Nesse cenário, por mais de cinco anos, a segurança jurídica foi afetada na implementação das novas regras. Agora, após julgamento do STF, a Lei 12.651/2012, que era taxada de inconstitucional, foi considerada constitucional. Inclusive, foi adotada, em alguns dispositivos, a interpretação conforme a Constituição para preservá-la.
Alguns pontos merecem destaque. Primeiro, anistia para desmatamentos ocorridos até julho de 2008. O STF manteve a regra do Código Florestal que anistia a pena de multa a produtores rurais que desmataram ilegalmente antes de 22 de julho de 2008. Pela lei, o infrator não será punido, desde que se cadastre em programas de regularização ambiental, para compensar o dano causado. A maioria dos ministros considerou que a questão não trata de anistia, mas apenas da substituição da punição pela recuperação do bioma atingido.
A data, 22 de julho de 2008, foi usada na aprovação do código porque corresponde ao dia da edição do Decreto Federal 6.514/2008 — que definiu o que são infrações administrativas ambientais e estabeleceu o procedimento para sua apuração no âmbito federal.

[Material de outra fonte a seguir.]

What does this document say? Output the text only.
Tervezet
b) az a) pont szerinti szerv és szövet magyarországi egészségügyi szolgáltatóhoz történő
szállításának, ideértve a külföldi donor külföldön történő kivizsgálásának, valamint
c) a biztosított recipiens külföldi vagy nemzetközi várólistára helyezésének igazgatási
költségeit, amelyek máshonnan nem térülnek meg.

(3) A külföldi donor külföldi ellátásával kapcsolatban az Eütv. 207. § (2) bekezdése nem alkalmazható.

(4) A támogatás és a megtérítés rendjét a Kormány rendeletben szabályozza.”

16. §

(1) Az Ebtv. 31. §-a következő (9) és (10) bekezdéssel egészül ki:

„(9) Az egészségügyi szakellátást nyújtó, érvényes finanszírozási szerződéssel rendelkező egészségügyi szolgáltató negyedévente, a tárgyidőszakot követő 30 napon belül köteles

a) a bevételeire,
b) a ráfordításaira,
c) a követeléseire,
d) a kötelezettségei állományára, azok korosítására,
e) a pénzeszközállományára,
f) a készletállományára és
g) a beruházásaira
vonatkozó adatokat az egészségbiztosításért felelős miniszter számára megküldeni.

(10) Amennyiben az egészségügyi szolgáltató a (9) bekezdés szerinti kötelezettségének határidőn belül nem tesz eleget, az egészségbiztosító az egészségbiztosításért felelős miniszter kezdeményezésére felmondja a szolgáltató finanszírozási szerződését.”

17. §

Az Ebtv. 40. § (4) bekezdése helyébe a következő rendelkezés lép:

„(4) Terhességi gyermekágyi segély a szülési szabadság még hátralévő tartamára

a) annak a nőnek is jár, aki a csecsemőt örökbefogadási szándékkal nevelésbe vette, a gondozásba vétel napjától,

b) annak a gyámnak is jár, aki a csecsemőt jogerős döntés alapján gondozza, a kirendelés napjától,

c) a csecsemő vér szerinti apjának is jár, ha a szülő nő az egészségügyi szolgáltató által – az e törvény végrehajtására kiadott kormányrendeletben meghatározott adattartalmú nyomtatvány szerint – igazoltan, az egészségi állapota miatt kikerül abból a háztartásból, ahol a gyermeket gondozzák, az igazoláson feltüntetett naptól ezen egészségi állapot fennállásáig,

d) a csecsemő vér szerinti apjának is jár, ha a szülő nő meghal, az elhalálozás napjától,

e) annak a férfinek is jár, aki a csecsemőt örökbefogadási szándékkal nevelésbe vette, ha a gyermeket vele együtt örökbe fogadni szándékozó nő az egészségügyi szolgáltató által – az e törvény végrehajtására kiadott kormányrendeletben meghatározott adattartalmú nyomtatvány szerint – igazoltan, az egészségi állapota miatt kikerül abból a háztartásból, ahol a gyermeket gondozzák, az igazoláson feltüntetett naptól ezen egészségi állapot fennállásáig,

O voto dos ministros sobre esse ponto estava empatado em cinco a cinco. Coube ao decano Celso de Mello desempatar a questão expondo que, no seu entendimento, a anistia prevista para crimes ambientais cometidos antes de 22/7/2008 não se reveste de conteúdo arbitrário nem compromete a tutela constitucional em tema de meio ambiente. Nesse ponto, é importante lembrar que o novo código, ao estabelecer o Programa de Regularização Ambiental (PRA), teve por objetivo incentivar a regularização, sem nenhuma vantagem em relação à obrigação de recompor as áreas danificadas. O programa, na verdade, se apresenta como uma grande ferramenta de transição do sistema do código de 1965 para a atualidade.
Que fique bem claro que a “linha de corte de 22 de julho de 2008” apenas permite a anistia das multas e extinção da punibilidade por crimes ambientais se houver a recuperação das áreas degradadas.
Para os ambientalistas, que defendiam a inconstitucionalidade do dispositivo, essa regra é injusta com os produtores rurais que cumpriram à risca os procedimentos contra desmatamento estabelecidos antes do código. Nesse ponto, além de Celso de Mello, Rosa Weber, Dias Toffoli, Gilmar Mendes, Alexandre Moraes e a presidente, ministra Cármen Lúcia, entenderam que a lei não concedeu anistia ampla, mas previu maneiras de compensar o meio ambiente pelo desmatamento. Votaram contra a anistia os ministros Luiz Fux, Edson Fachin, Luís Roberto Barroso, Marco Aurélio e Ricardo Lewandowski.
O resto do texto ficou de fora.